The Larry Summers brouhaha

Larry Summers, the director of President Obama's National Economic Council, received millions of dollars --- GUILTY --- in compensation the 16 months --- GUILTY --- before assuming his office. The compensation came both from his job at a hedge fund --- GUILTY --- and in speaker fees before myriad groups including investment banks --- GUILTY --- and foreign banking organizations --- GUILTY. Popular sentiment is clear these days on this. Politicians as panderers jump all over it and the media as the entertainment medium it really is, including all major networks and the New York Times, go orgasmic with indignation.

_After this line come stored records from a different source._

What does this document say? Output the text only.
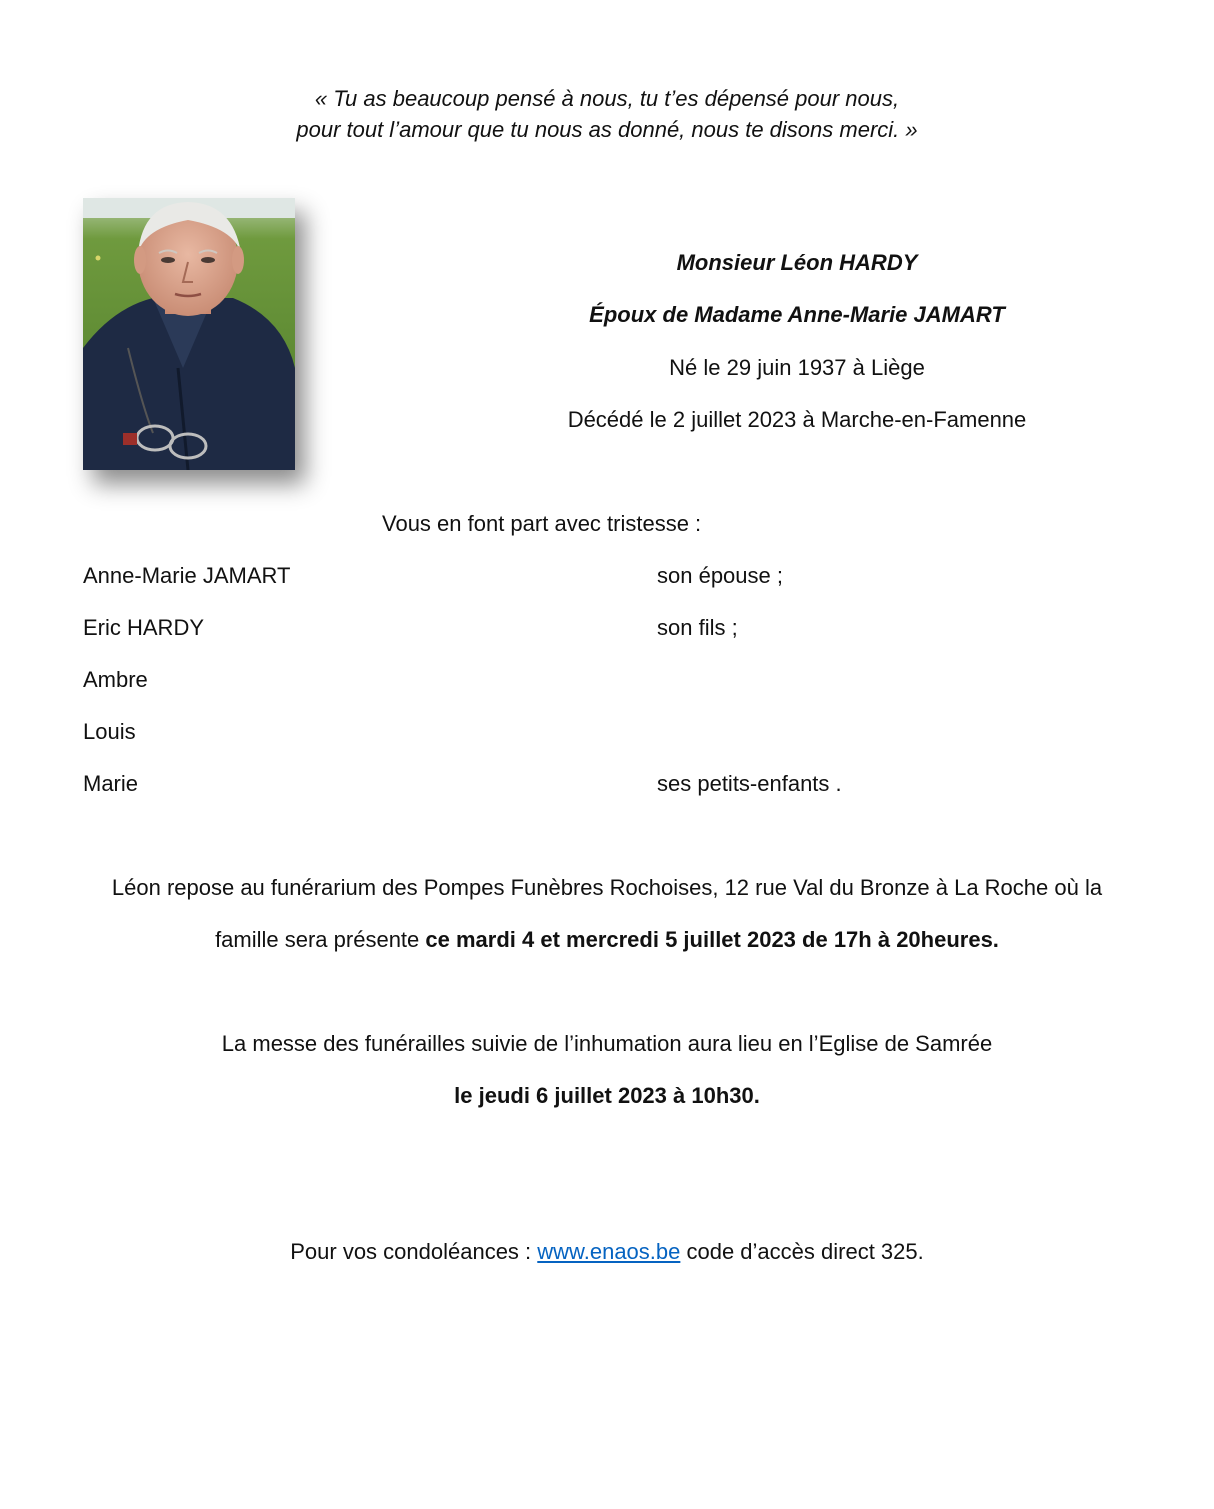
« Tu as beaucoup pensé à nous, tu t’es dépensé pour nous,
pour tout l’amour que tu nous as donné, nous te disons merci. »
Monsieur Léon HARDY
Époux de Madame Anne-Marie JAMART
Né le 29 juin 1937 à Liège
Décédé le 2 juillet 2023 à Marche-en-Famenne
Vous en font part avec tristesse :
Anne-Marie JAMART	son épouse ;
Eric HARDY	son fils ;
Ambre
Louis
Marie	ses petits-enfants .
Léon repose au funérarium des Pompes Funèbres Rochoises, 12 rue Val du Bronze à La Roche où la
famille sera présente ce mardi 4 et mercredi 5 juillet 2023 de 17h à 20heures.
La messe des funérailles suivie de l’inhumation aura lieu en l’Eglise de Samrée
le jeudi 6 juillet 2023 à 10h30.
Pour vos condoléances : www.enaos.be code d’accès direct 325.
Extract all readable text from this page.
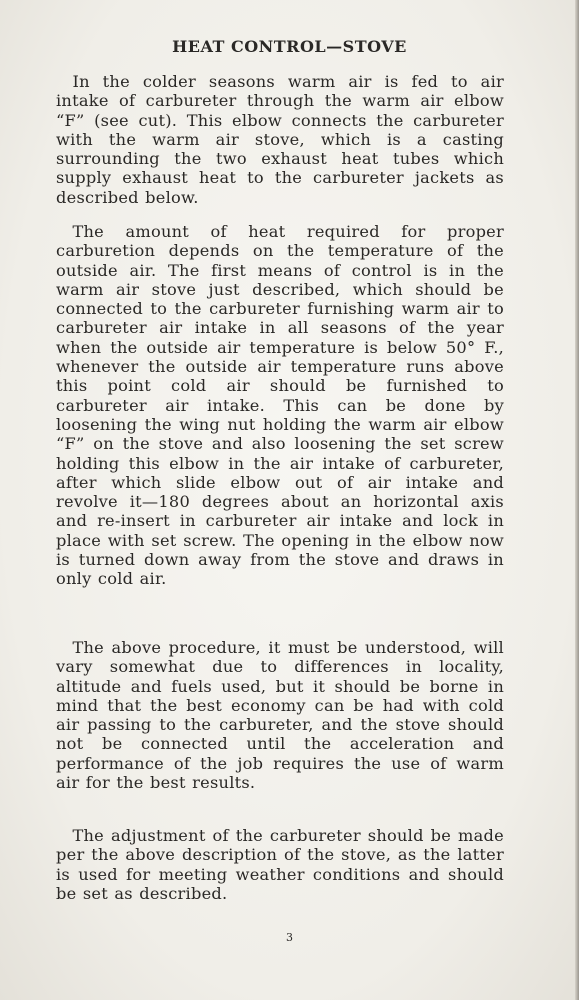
HEAT CONTROL—STOVE

 In the colder seasons warm air is fed to air intake of carbureter through the warm air elbow “F” (see cut). This elbow connects the carbureter with the warm air stove, which is a casting surrounding the two exhaust heat tubes which supply exhaust heat to the carbureter jackets as described below.

 The amount of heat required for proper carburetion depends on the temperature of the outside air. The first means of control is in the warm air stove just described, which should be connected to the carbureter furnishing warm air to carbureter air intake in all seasons of the year when the outside air temperature is below 50° F., whenever the outside air temperature runs above this point cold air should be furnished to carbureter air intake. This can be done by loosening the wing nut holding the warm air elbow “F” on the stove and also loosening the set screw holding this elbow in the air intake of carbureter, after which slide elbow out of air intake and revolve it—180 degrees about an horizontal axis and re-insert in carbureter air intake and lock in place with set screw. The opening in the elbow now is turned down away from the stove and draws in only cold air.

 The above procedure, it must be understood, will vary somewhat due to differences in locality, altitude and fuels used, but it should be borne in mind that the best economy can be had with cold air passing to the carbureter, and the stove should not be connected until the acceleration and performance of the job requires the use of warm air for the best results.

 The adjustment of the carbureter should be made per the above description of the stove, as the latter is used for meeting weather conditions and should be set as described.

3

Thank God that we have Larry Summers in the Executive Branch. Isn't it a good thing that the country has someone that is so highly regarded for his extensive knowledge that he would be compensated like a mid-level CEO. Look at it the other way people. He left this compensation to work for what, probably $300,000 a year and take all of this flak as well. Do we want someone who has made their mark in the world of influence coming in, or someone like the many Senators and congressmen who get their payoffs when they leave office as lobbyists, trade advisors, corporate schills, and the like. K Street is jammed with these folks. Or do we want someone coming in who is an academic or a politically connected mid level finance executive, both types with no clout in or first hand knowledge of the markets, but attractive because they have not been compensated highly.

The levels of compensation that the entire country is now enraged at have been no secret for years, not to anyone in Congress except maybe the now defeated Virgil Goode, not to any reporter who covered the financial beat for print or television or the web. Most of it has been available in public disclosure. That Larry Summers was compensated highly was due to the world he lived in and the protocols of compensation that ruled prior to our current debacle. That world is changing radically and those compensation levels are coming down across board. He should not in anyway be judged by this and to suggest that he has already been purchased by that compensation is a joke. The money is already in his pocket, and on top of that he's the type of person, from this perspective, who is motivated first by the job and secondarily by the money. The people we should be worried about are members of Congress, Bill Clinton, and reporters seeking bigger followings, which equal bigger bucks, that get their money after the fact.

It seems that we should be grateful that Summers, one of the few broadly focused visionaries in the world of finance and public policy, would take this job. We need him.

No one should be surprised, however, that these compensation numbers are tough for an American public under such economic distress to stomach. What kind of society pays one member $75,000, as an example, for a 40 minute speech followed by 20 minutes of Q&A(or for that matter playing four innings of a baseball game) while families of four or five struggle to get by on half that much in a year with two adults working. There are and have been serious issues, no question about it. These concerns, however, are being exploited by those who have been foot soldiers for the status quo all along. Now these folks who have been elected and expected to lead and those whose words are supposed to seek the facts and the truth with some balanced perspective have simply joined a finger pointing chorus with nothing to add.

Time out John, and get downstairs to the Carolina/Villanova game.